There was a glitch in our email scheduling last week, so if you read this message in last week’s issue: “You may have noticed (or not), we’re publishing on a Tuesday (instead of Thursday) this week. With so much happening in the AI-world, I thought we should get this to you earlier going forward (maybe even more frequently…foreshadowing perhaps?).” – You probably thought, wait this is still Thursday! I think it should make sense this time around now that we fixed the issue. Oops!

Read on!

  • As OpenAI continues to release new functionality that pretty much kills off many 3rd party apps, they announced the availability of ChatGPT on your mobile phone. Currently the iOS (Apple) app is available (but only to the US market and slooooowwwwly released to markets outside of US) and they promise to release an Android version of the app as well.

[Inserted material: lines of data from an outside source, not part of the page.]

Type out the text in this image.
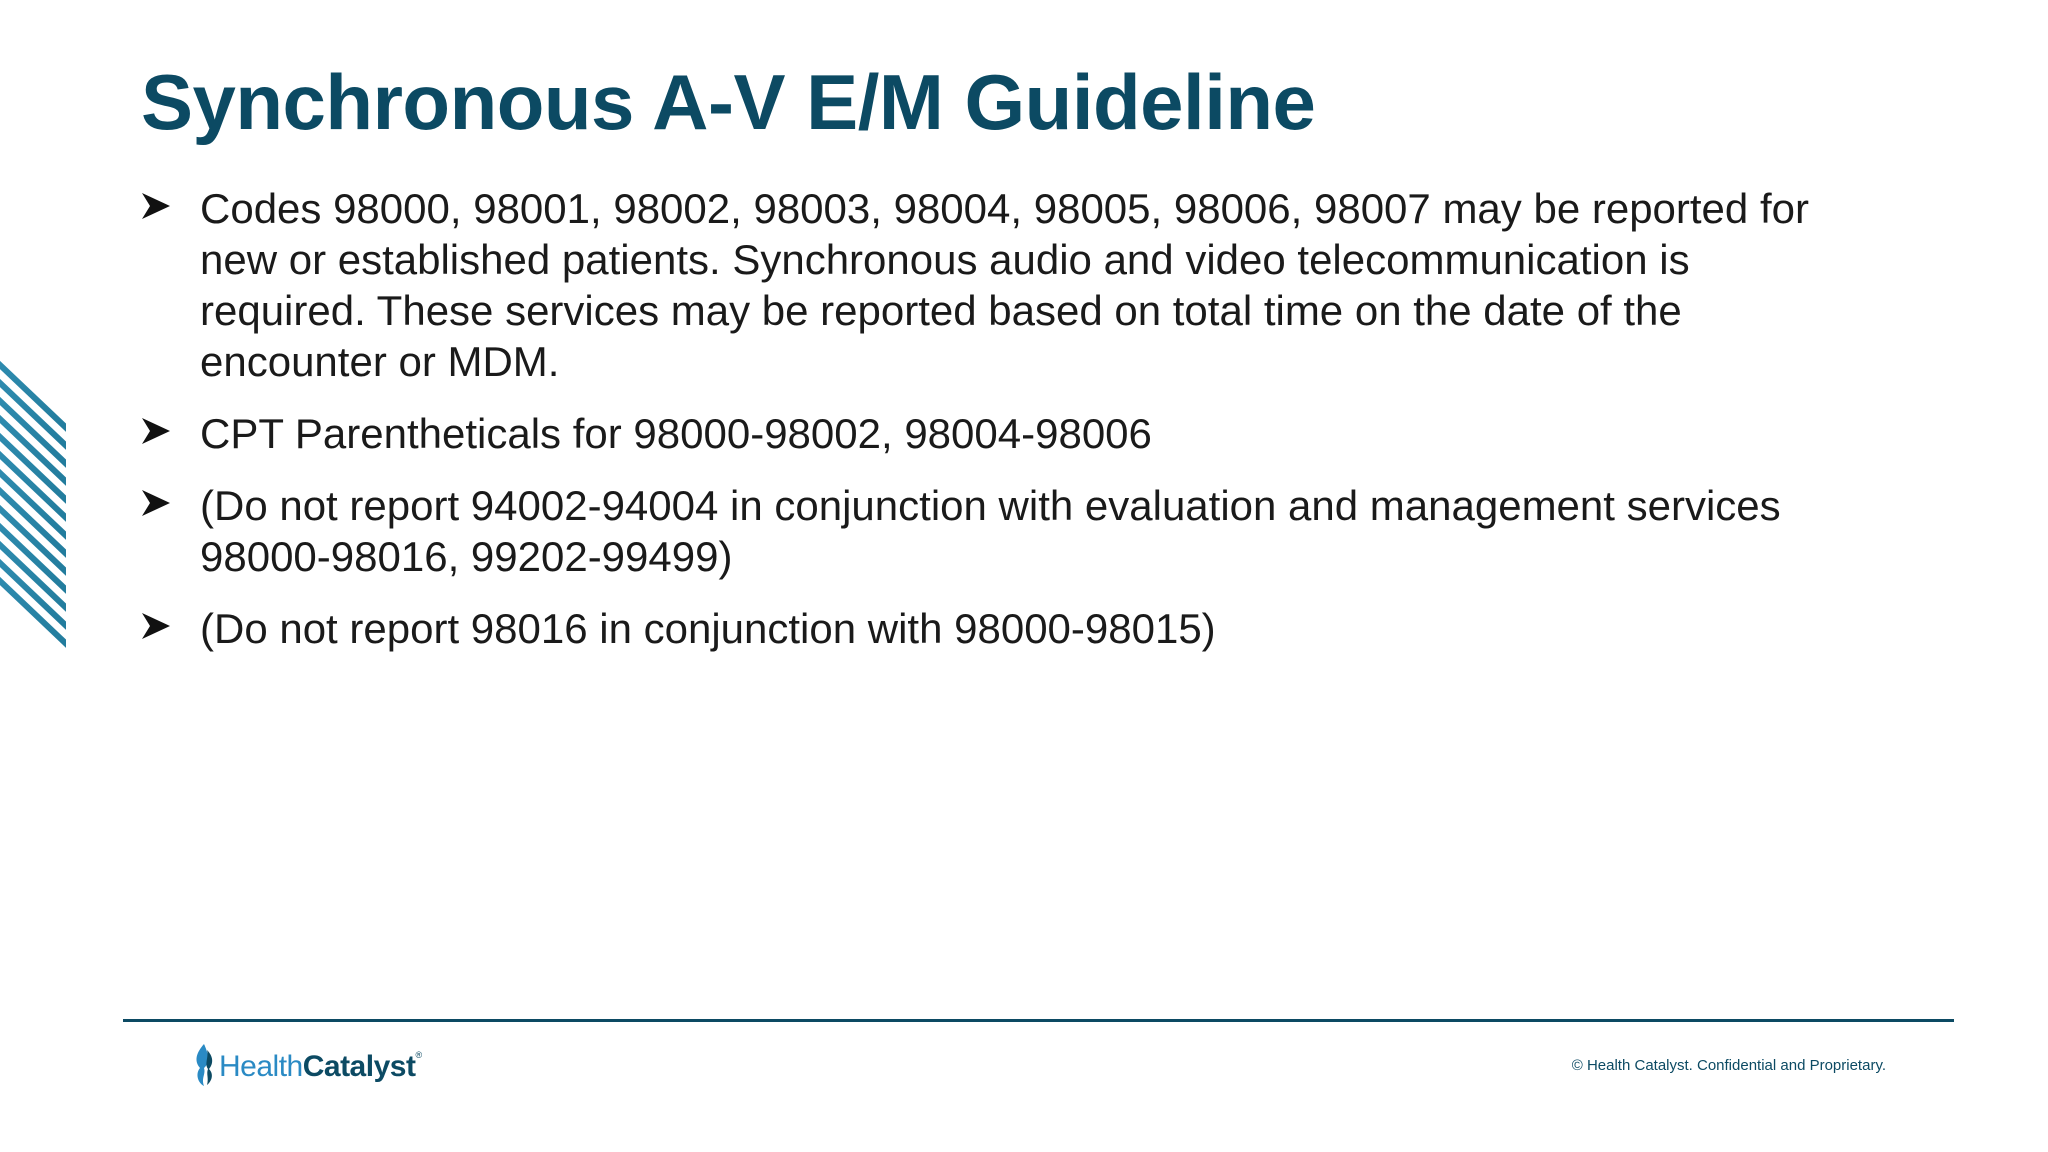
Synchronous A-V E/M Guideline
Codes 98000, 98001, 98002, 98003, 98004, 98005, 98006, 98007 may be reported for
new or established patients. Synchronous audio and video telecommunication is
required. These services may be reported based on total time on the date of the
encounter or MDM.
CPT Parentheticals for 98000-98002, 98004-98006
(Do not report 94002-94004 in conjunction with evaluation and management services
98000-98016, 99202-99499)
(Do not report 98016 in conjunction with 98000-98015)
HealthCatalyst®
© Health Catalyst. Confidential and Proprietary.
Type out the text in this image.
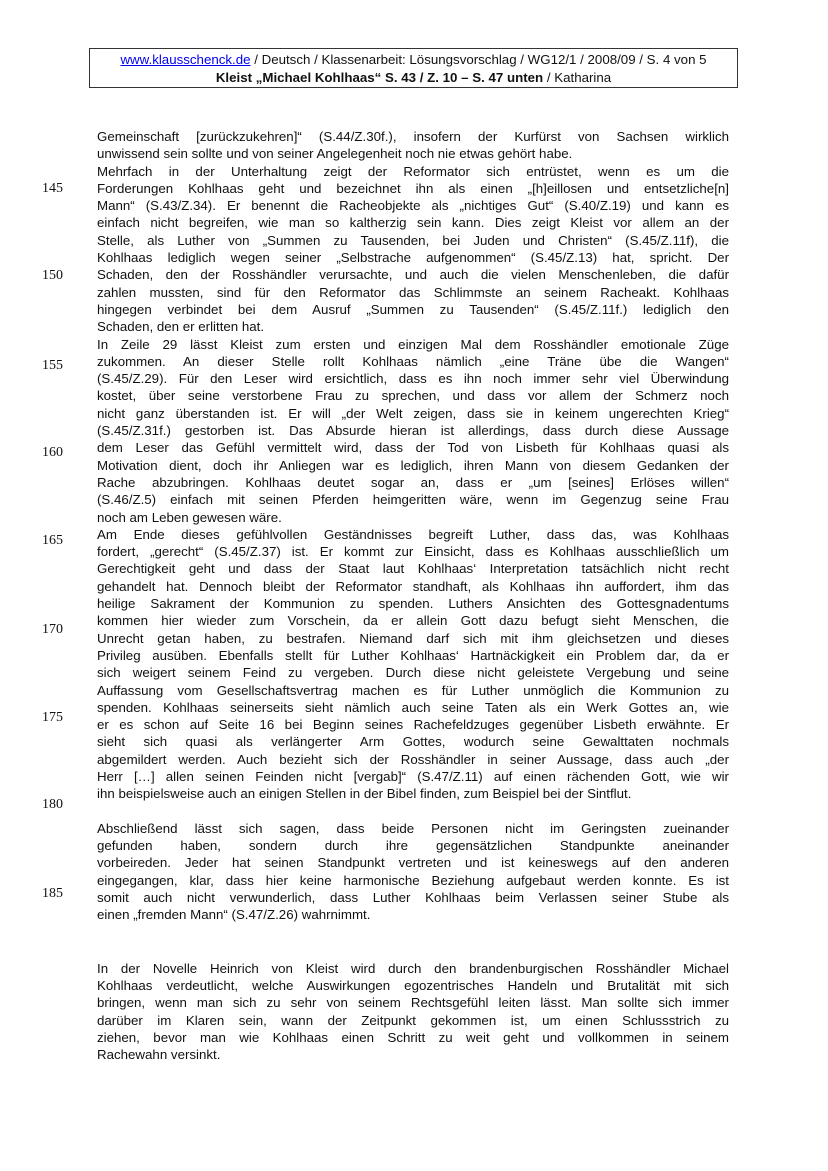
www.klausschenck.de / Deutsch / Klassenarbeit: Lösungsvorschlag / WG12/1 / 2008/09 / S. 4 von 5
Kleist „Michael Kohlhaas“ S. 43 / Z. 10 – S. 47 unten / Katharina
145
150
155
160
165
170
175
180
185
Gemeinschaft [zurückzukehren]“ (S.44/Z.30f.), insofern der Kurfürst von Sachsen wirklich
unwissend sein sollte und von seiner Angelegenheit noch nie etwas gehört habe.
Mehrfach in der Unterhaltung zeigt der Reformator sich entrüstet, wenn es um die
Forderungen Kohlhaas geht und bezeichnet ihn als einen „[h]eillosen und entsetzliche[n]
Mann“ (S.43/Z.34). Er benennt die Racheobjekte als „nichtiges Gut“ (S.40/Z.19) und kann es
einfach nicht begreifen, wie man so kaltherzig sein kann. Dies zeigt Kleist vor allem an der
Stelle, als Luther von „Summen zu Tausenden, bei Juden und Christen“ (S.45/Z.11f), die
Kohlhaas lediglich wegen seiner „Selbstrache aufgenommen“ (S.45/Z.13) hat, spricht. Der
Schaden, den der Rosshändler verursachte, und auch die vielen Menschenleben, die dafür
zahlen mussten, sind für den Reformator das Schlimmste an seinem Racheakt. Kohlhaas
hingegen verbindet bei dem Ausruf „Summen zu Tausenden“ (S.45/Z.11f.) lediglich den
Schaden, den er erlitten hat.
In Zeile 29 lässt Kleist zum ersten und einzigen Mal dem Rosshändler emotionale Züge
zukommen. An dieser Stelle rollt Kohlhaas nämlich „eine Träne übe die Wangen“
(S.45/Z.29). Für den Leser wird ersichtlich, dass es ihn noch immer sehr viel Überwindung
kostet, über seine verstorbene Frau zu sprechen, und dass vor allem der Schmerz noch
nicht ganz überstanden ist. Er will „der Welt zeigen, dass sie in keinem ungerechten Krieg“
(S.45/Z.31f.) gestorben ist. Das Absurde hieran ist allerdings, dass durch diese Aussage
dem Leser das Gefühl vermittelt wird, dass der Tod von Lisbeth für Kohlhaas quasi als
Motivation dient, doch ihr Anliegen war es lediglich, ihren Mann von diesem Gedanken der
Rache abzubringen. Kohlhaas deutet sogar an, dass er „um [seines] Erlöses willen“
(S.46/Z.5) einfach mit seinen Pferden heimgeritten wäre, wenn im Gegenzug seine Frau
noch am Leben gewesen wäre.
Am Ende dieses gefühlvollen Geständnisses begreift Luther, dass das, was Kohlhaas
fordert, „gerecht“ (S.45/Z.37) ist. Er kommt zur Einsicht, dass es Kohlhaas ausschließlich um
Gerechtigkeit geht und dass der Staat laut Kohlhaas‘ Interpretation tatsächlich nicht recht
gehandelt hat. Dennoch bleibt der Reformator standhaft, als Kohlhaas ihn auffordert, ihm das
heilige Sakrament der Kommunion zu spenden. Luthers Ansichten des Gottesgnadentums
kommen hier wieder zum Vorschein, da er allein Gott dazu befugt sieht Menschen, die
Unrecht getan haben, zu bestrafen. Niemand darf sich mit ihm gleichsetzen und dieses
Privileg ausüben. Ebenfalls stellt für Luther Kohlhaas‘ Hartnäckigkeit ein Problem dar, da er
sich weigert seinem Feind zu vergeben. Durch diese nicht geleistete Vergebung und seine
Auffassung vom Gesellschaftsvertrag machen es für Luther unmöglich die Kommunion zu
spenden. Kohlhaas seinerseits sieht nämlich auch seine Taten als ein Werk Gottes an, wie
er es schon auf Seite 16 bei Beginn seines Rachefeldzuges gegenüber Lisbeth erwähnte. Er
sieht sich quasi als verlängerter Arm Gottes, wodurch seine Gewalttaten nochmals
abgemildert werden. Auch bezieht sich der Rosshändler in seiner Aussage, dass auch „der
Herr […] allen seinen Feinden nicht [vergab]“ (S.47/Z.11) auf einen rächenden Gott, wie wir
ihn beispielsweise auch an einigen Stellen in der Bibel finden, zum Beispiel bei der Sintflut.
Abschließend lässt sich sagen, dass beide Personen nicht im Geringsten zueinander
gefunden haben, sondern durch ihre gegensätzlichen Standpunkte aneinander
vorbeireden. Jeder hat seinen Standpunkt vertreten und ist keineswegs auf den anderen
eingegangen, klar, dass hier keine harmonische Beziehung aufgebaut werden konnte. Es ist
somit auch nicht verwunderlich, dass Luther Kohlhaas beim Verlassen seiner Stube als
einen „fremden Mann“ (S.47/Z.26) wahrnimmt.
In der Novelle Heinrich von Kleist wird durch den brandenburgischen Rosshändler Michael
Kohlhaas verdeutlicht, welche Auswirkungen egozentrisches Handeln und Brutalität mit sich
bringen, wenn man sich zu sehr von seinem Rechtsgefühl leiten lässt. Man sollte sich immer
darüber im Klaren sein, wann der Zeitpunkt gekommen ist, um einen Schlussstrich zu
ziehen, bevor man wie Kohlhaas einen Schritt zu weit geht und vollkommen in seinem
Rachewahn versinkt.
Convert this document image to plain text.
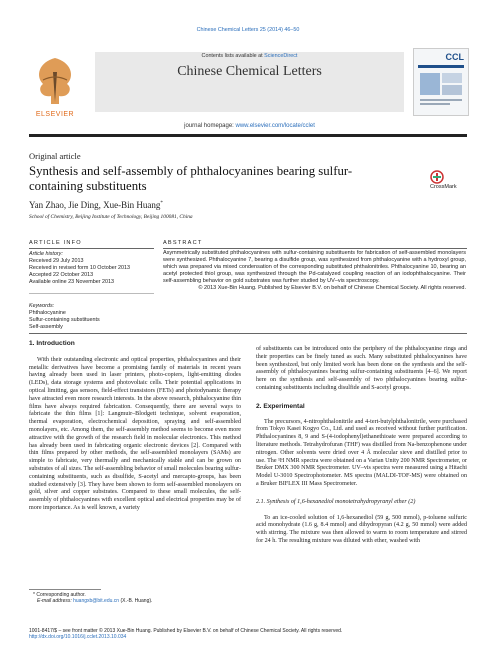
Chinese Chemical Letters 25 (2014) 46–50
ELSEVIER
Contents lists available at ScienceDirect
Chinese Chemical Letters
CCL
journal homepage: www.elsevier.com/locate/cclet
Original article
Synthesis and self-assembly of phthalocyanines bearing sulfur-containing substituents	CrossMark
Yan Zhao, Jie Ding, Xue-Bin Huang*
School of Chemistry, Beijing Institute of Technology, Beijing 100081, China
ARTICLE INFO	ABSTRACT
Article history:
Received 29 July 2013
Received in revised form 10 October 2013
Accepted 22 October 2013
Available online 23 November 2013
Keywords:
Phthalocyanine
Sulfur-containing substituents
Self-assembly
Asymmetrically substituted phthalocyanines with sulfur-containing substituents for fabrication of self-assembled monolayers were synthesized. Phthalocyanine 7, bearing a disulfide group, was synthesized from phthalocyanine with a hydroxyl group, which was prepared via mixed condensation of the corresponding substituted phthalonitriles. Phthalocyanine 10, bearing an acetyl protected thiol group, was synthesized through the Pd-catalyzed coupling reaction of an iodophthalocyanine. Their self-assembling behavior on gold substrates was further studied by UV–vis spectroscopy.
© 2013 Xue-Bin Huang. Published by Elsevier B.V. on behalf of Chinese Chemical Society. All rights reserved.
1. Introduction

With their outstanding electronic and optical properties, phthalocyanines and their metallic derivatives have become a promising family of materials in recent years having already been used in laser printers, photo-copiers, light-emitting diodes (LEDs), data storage systems and photovoltaic cells. Their potential applications in optical limiting, gas sensors, field-effect transistors (FETs) and photodynamic therapy have attracted even more research interests. In the above research, phthalocyanine thin films have always required fabrication. Consequently, there are several ways to fabricate the thin films [1]: Langmuir–Blodgett technique, solvent evaporation, thermal evaporation, electrochemical deposition, spraying and self-assembled monolayers, etc. Among them, the self-assembly method seems to become even more attractive with the growth of the research field in molecular electronics. This method has already been used in fabricating organic electronic devices [2]. Compared with thin films prepared by other methods, the self-assembled monolayers (SAMs) are simple to fabricate, very thermally and mechanically stable and can be grown on substrates of all sizes. The self-assembling behavior of small molecules bearing sulfur-containing substituents, such as disulfide, S-acetyl and mercapto-groups, has been studied extensively [3]. They have been shown to form self-assembled monolayers on gold, silver and copper substrates. Compared to these small molecules, the self-assembly of phthalocyanines with excellent optical and electrical properties may be of more importance. As is well known, a variety

of substituents can be introduced onto the periphery of the phthalocyanine rings and their properties can be finely tuned as such. Many substituted phthalocyanines have been synthesized, but only limited work has been done on the synthesis and the self-assembly of phthalocyanines bearing sulfur-containing substituents [4–6]. We report here on the synthesis and self-assembly of two phthalocyanines bearing sulfur-containing substituents including disulfide and S-acetyl groups.

2. Experimental

The precursors, 4-nitrophthalonitrile and 4-tert-butylphthalonitrile, were purchased from Tokyo Kasei Kogyo Co., Ltd. and used as received without further purification. Phthalocyanines 8, 9 and S-(4-iodophenyl)ethanethioate were prepared according to literature methods. Tetrahydrofuran (THF) was distilled from Na-benzophenone under nitrogen. Other solvents were dried over 4 Å molecular sieve and distilled prior to use. The ¹H NMR spectra were obtained on a Varian Unity 200 NMR Spectrometer, or Bruker DMX 300 NMR Spectrometer. UV–vis spectra were measured using a Hitachi Model U-3010 Spectrophotometer. MS spectra (MALDI-TOF-MS) were obtained on a Bruker BIFLEX III Mass Spectrometer.

2.1. Synthesis of 1,6-hexanediol monotetrahydropyranyl ether (2)

To an ice-cooled solution of 1,6-hexanediol (59 g, 500 mmol), p-toluene sulfuric acid monohydrate (1.6 g, 8.4 mmol) and dihydropyran (4.2 g, 50 mmol) were added with stirring. The mixture was then allowed to warm to room temperature and stirred for 24 h. The resulting mixture was diluted with ether, washed with

* Corresponding author.
E-mail address: huangxb@bit.edu.cn (X.-B. Huang).
1001-8417/$ – see front matter © 2013 Xue-Bin Huang. Published by Elsevier B.V. on behalf of Chinese Chemical Society. All rights reserved.
http://dx.doi.org/10.1016/j.cclet.2013.10.034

    Why it’s exciting news? You’ll now have a second brain in your pocket AND initial response is the mobile app is even better than the web app version of ChatGPT. But I wouldn’t know since I’m not based in the US (just saying).
  • While developments in AI are exciting, we do have to remember in a business-context, entering confidential information into ChatGPT or similar AI-apps is still a big caveat. Companies, such as Apple, who are putting on the brakes on AI-apps usage within the work environment makes sense until they design their own usage guidelines (i.e. divulging confidential information).
  • Running these massive AI models relies heavily on powerful hardware, computing power and chips. It’s the big tech bros, like Meta, are going all in on designing their own chips to specifically run AI models.
  • Some skeptics about how AI could disrupt jobs (e.g. massive job loss) probably don’t want to know that BT (British Telecom) the largest telecom in the UK, is slashing 55,000(!!!) jobs or 40% of their global workforce by 2030. They didn’t hold back saying 10K of those jobs are going to be replaced by AI.
  • Could AI doctors help with medical care shortages? Google’s medical AI, named MedPaLM 2 scored a 86.5% on a medical exam where the average human scored 60%.